Ted Striphas is Professor and Chair of Media Studies at the University of Colorado Boulder, USA. He studies the history, culture, and politics of technology, with a focus on the relationship between emergent technologies and patterns of social and linguistic change. His research and teaching lie at the intersection of cultural studies, communication, the digital humanities, and science and technology studies. Striphas holds a master’s degree and a doctorate in Communication Studies from the University of North Carolina at Chapel Hill, and a bachelor’s degree in Communication from the University of New Hampshire.

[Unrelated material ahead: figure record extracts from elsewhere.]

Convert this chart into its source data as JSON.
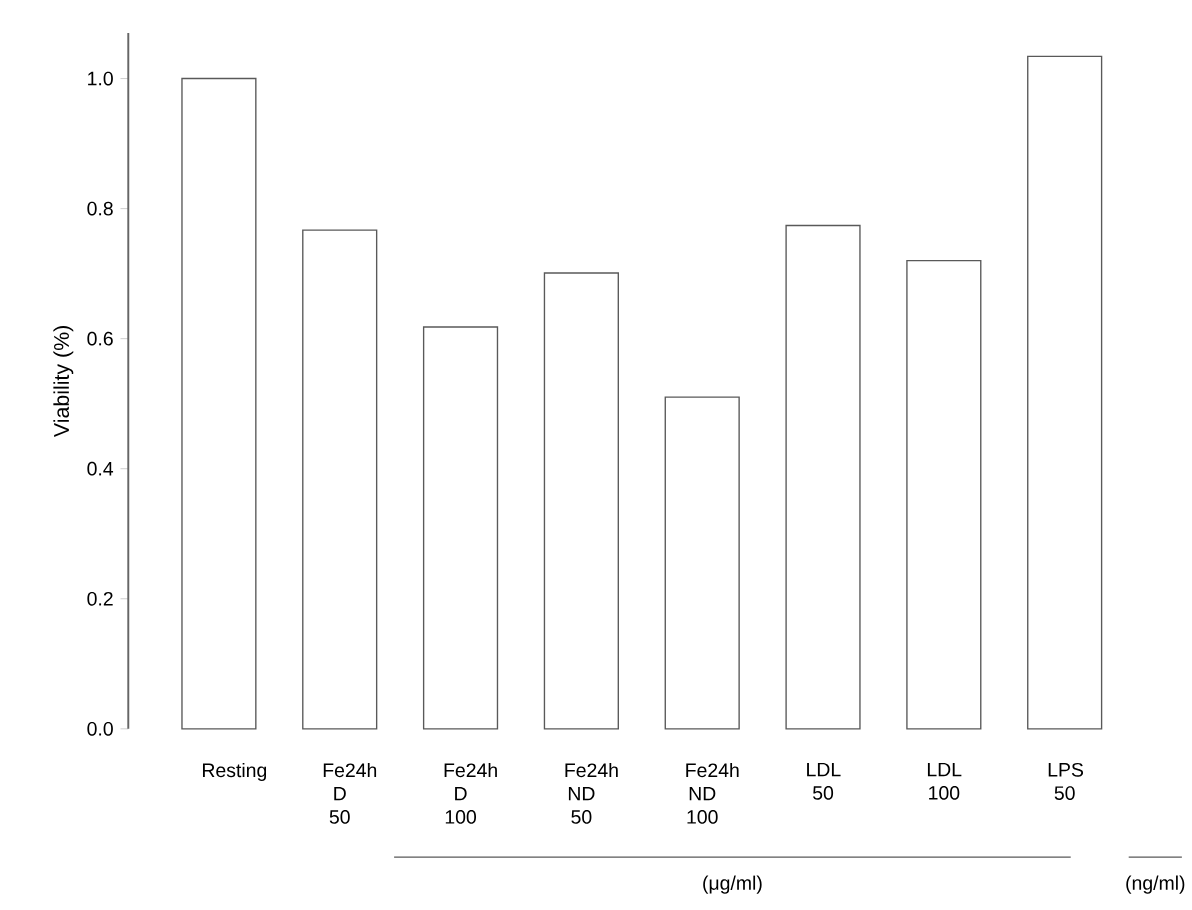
{
  "chart_data": {
    "type": "bar",
    "ylabel": "Viability (%)",
    "categories": [
      "Resting",
      "Fe24h D 50",
      "Fe24h D 100",
      "Fe24h ND 50",
      "Fe24h ND 100",
      "LDL 50",
      "LDL 100",
      "LPS 50"
    ],
    "values": [
      1.0,
      0.767,
      0.618,
      0.701,
      0.51,
      0.774,
      0.72,
      1.034
    ],
    "color": "#ffffff",
    "ylim": [
      0,
      1.07
    ],
    "yticks": [
      {
        "value": 0,
        "label": "0.0"
      },
      0.2,
      0.4,
      0.6,
      0.8,
      {
        "value": 1,
        "label": "1.0"
      }
    ],
    "annotations": [
      "(μg/ml)",
      "(ng/ml)"
    ]
  }
}
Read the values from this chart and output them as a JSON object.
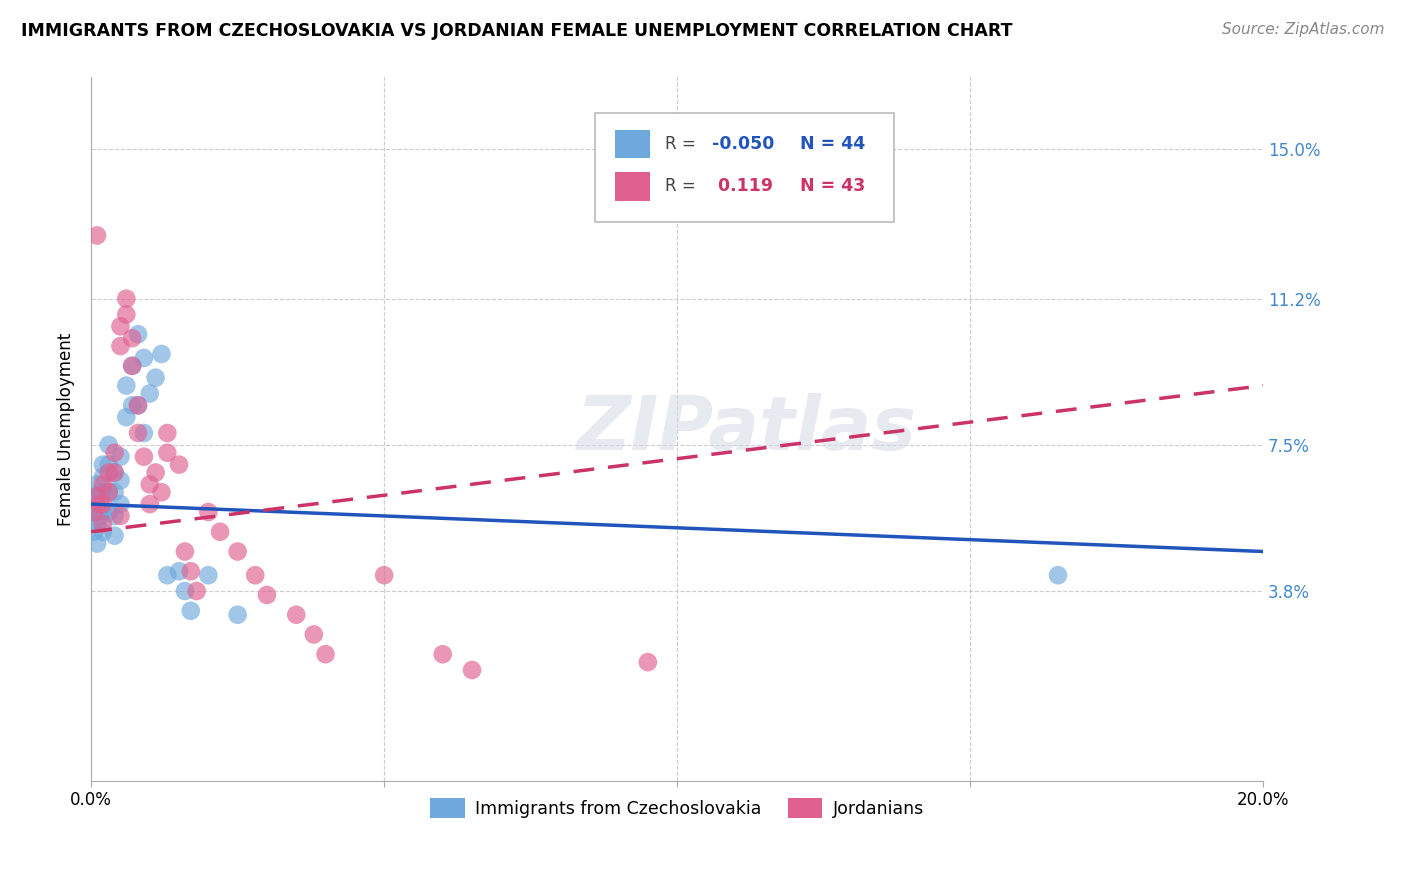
{
  "title": "IMMIGRANTS FROM CZECHOSLOVAKIA VS JORDANIAN FEMALE UNEMPLOYMENT CORRELATION CHART",
  "source": "Source: ZipAtlas.com",
  "ylabel": "Female Unemployment",
  "ytick_labels": [
    "15.0%",
    "11.2%",
    "7.5%",
    "3.8%"
  ],
  "ytick_values": [
    0.15,
    0.112,
    0.075,
    0.038
  ],
  "xmin": 0.0,
  "xmax": 0.2,
  "ymin": -0.01,
  "ymax": 0.168,
  "color_blue": "#6fa8dc",
  "color_pink": "#e06090",
  "watermark": "ZIPatlas",
  "blue_R": "-0.050",
  "blue_N": "44",
  "pink_R": "0.119",
  "pink_N": "43",
  "blue_line_x": [
    0.0,
    0.2
  ],
  "blue_line_y": [
    0.06,
    0.048
  ],
  "pink_line_x": [
    0.0,
    0.2
  ],
  "pink_line_y": [
    0.053,
    0.09
  ],
  "blue_scatter_x": [
    0.0005,
    0.0005,
    0.0008,
    0.001,
    0.001,
    0.001,
    0.001,
    0.001,
    0.0015,
    0.0015,
    0.002,
    0.002,
    0.002,
    0.002,
    0.002,
    0.003,
    0.003,
    0.003,
    0.003,
    0.004,
    0.004,
    0.004,
    0.004,
    0.005,
    0.005,
    0.005,
    0.006,
    0.006,
    0.007,
    0.007,
    0.008,
    0.008,
    0.009,
    0.009,
    0.01,
    0.011,
    0.012,
    0.013,
    0.015,
    0.016,
    0.017,
    0.02,
    0.025,
    0.165
  ],
  "blue_scatter_y": [
    0.058,
    0.053,
    0.06,
    0.065,
    0.062,
    0.058,
    0.055,
    0.05,
    0.063,
    0.057,
    0.07,
    0.067,
    0.063,
    0.058,
    0.053,
    0.075,
    0.07,
    0.063,
    0.058,
    0.068,
    0.063,
    0.057,
    0.052,
    0.072,
    0.066,
    0.06,
    0.09,
    0.082,
    0.095,
    0.085,
    0.103,
    0.085,
    0.097,
    0.078,
    0.088,
    0.092,
    0.098,
    0.042,
    0.043,
    0.038,
    0.033,
    0.042,
    0.032,
    0.042
  ],
  "pink_scatter_x": [
    0.0005,
    0.001,
    0.001,
    0.0015,
    0.002,
    0.002,
    0.002,
    0.003,
    0.003,
    0.004,
    0.004,
    0.005,
    0.005,
    0.005,
    0.006,
    0.006,
    0.007,
    0.007,
    0.008,
    0.008,
    0.009,
    0.01,
    0.01,
    0.011,
    0.012,
    0.013,
    0.013,
    0.015,
    0.016,
    0.017,
    0.018,
    0.02,
    0.022,
    0.025,
    0.028,
    0.03,
    0.035,
    0.038,
    0.04,
    0.05,
    0.06,
    0.065,
    0.095
  ],
  "pink_scatter_y": [
    0.058,
    0.062,
    0.128,
    0.06,
    0.065,
    0.06,
    0.055,
    0.068,
    0.063,
    0.073,
    0.068,
    0.105,
    0.1,
    0.057,
    0.112,
    0.108,
    0.102,
    0.095,
    0.085,
    0.078,
    0.072,
    0.065,
    0.06,
    0.068,
    0.063,
    0.078,
    0.073,
    0.07,
    0.048,
    0.043,
    0.038,
    0.058,
    0.053,
    0.048,
    0.042,
    0.037,
    0.032,
    0.027,
    0.022,
    0.042,
    0.022,
    0.018,
    0.02
  ]
}
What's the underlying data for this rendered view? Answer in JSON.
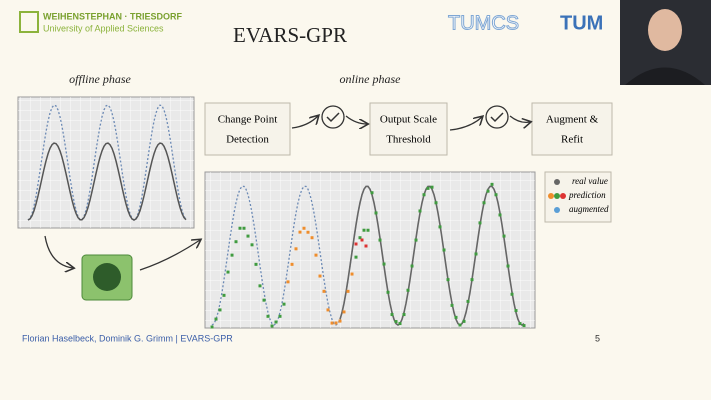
{
  "header": {
    "institution": "WEIHENSTEPHAN · TRIESDORF",
    "institution_subtitle": "University of Applied Sciences",
    "logo_cs": "TUMCS",
    "logo_tum": "TUM",
    "title": "EVARS-GPR"
  },
  "phases": {
    "offline": "offline phase",
    "online": "online phase"
  },
  "steps": [
    {
      "line1": "Change Point",
      "line2": "Detection"
    },
    {
      "line1": "Output Scale",
      "line2": "Threshold"
    },
    {
      "line1": "Augment &",
      "line2": "Refit"
    }
  ],
  "legend": [
    "real value",
    "prediction",
    "augmented"
  ],
  "footer": {
    "authors": "Florian Haselbeck, Dominik G. Grimm | EVARS-GPR",
    "page": "5"
  }
}
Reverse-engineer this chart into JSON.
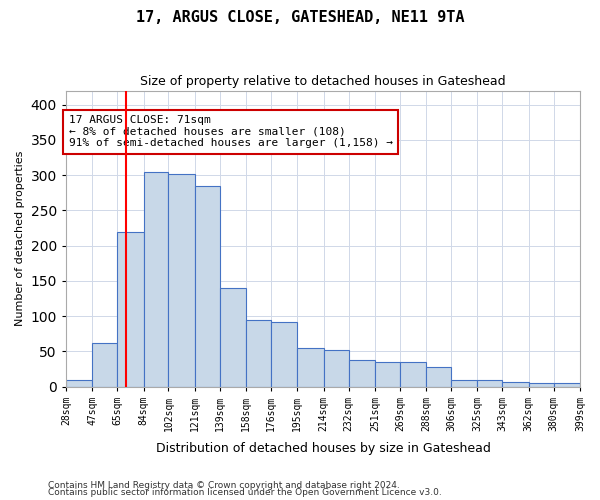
{
  "title": "17, ARGUS CLOSE, GATESHEAD, NE11 9TA",
  "subtitle": "Size of property relative to detached houses in Gateshead",
  "xlabel": "Distribution of detached houses by size in Gateshead",
  "ylabel": "Number of detached properties",
  "bar_edges": [
    28,
    47,
    65,
    84,
    102,
    121,
    139,
    158,
    176,
    195,
    214,
    232,
    251,
    269,
    288,
    306,
    325,
    343,
    362,
    380,
    399
  ],
  "bar_heights": [
    10,
    62,
    220,
    305,
    302,
    285,
    140,
    95,
    92,
    55,
    52,
    38,
    35,
    35,
    28,
    10,
    10,
    7,
    5,
    5
  ],
  "bar_color": "#c8d8e8",
  "bar_edge_color": "#4472c4",
  "red_line_x": 71,
  "annotation_title": "17 ARGUS CLOSE: 71sqm",
  "annotation_line1": "← 8% of detached houses are smaller (108)",
  "annotation_line2": "91% of semi-detached houses are larger (1,158) →",
  "annotation_box_color": "#ffffff",
  "annotation_box_edge": "#cc0000",
  "ylim": [
    0,
    420
  ],
  "tick_labels": [
    "28sqm",
    "47sqm",
    "65sqm",
    "84sqm",
    "102sqm",
    "121sqm",
    "139sqm",
    "158sqm",
    "176sqm",
    "195sqm",
    "214sqm",
    "232sqm",
    "251sqm",
    "269sqm",
    "288sqm",
    "306sqm",
    "325sqm",
    "343sqm",
    "362sqm",
    "380sqm",
    "399sqm"
  ],
  "footnote1": "Contains HM Land Registry data © Crown copyright and database right 2024.",
  "footnote2": "Contains public sector information licensed under the Open Government Licence v3.0.",
  "bg_color": "#ffffff",
  "grid_color": "#d0d8e8"
}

Striphas’s first book, The Late Age of Print: Everyday Book Culture from Consumerism to Control (Columbia University Press, 2009), analyzes the book publishing industry’s decisive role in shaping a modern, connected consumer culture in the United States. Widely reviewed, it received the Book of the Year Award from the National Communication Association’s Critical-Cultural Studies Division. His second book, Algorithmic Culture Before the Internet (Columbia University Press, 2023), traces the historical entanglement of culture and computation in language long before the technological wizardry of Silicon Valley. The book, along with the research leading up to it, was instrumental in establishing “algorithmic culture” as both an object of study and a widely used term in the English-language lexicon.
His work has been translated into German, Italian, Korean, and Turkish. In addition to serving on multiple book and journal editorial boards, Striphas is co-editor of the field-defining journal Cultural Studies.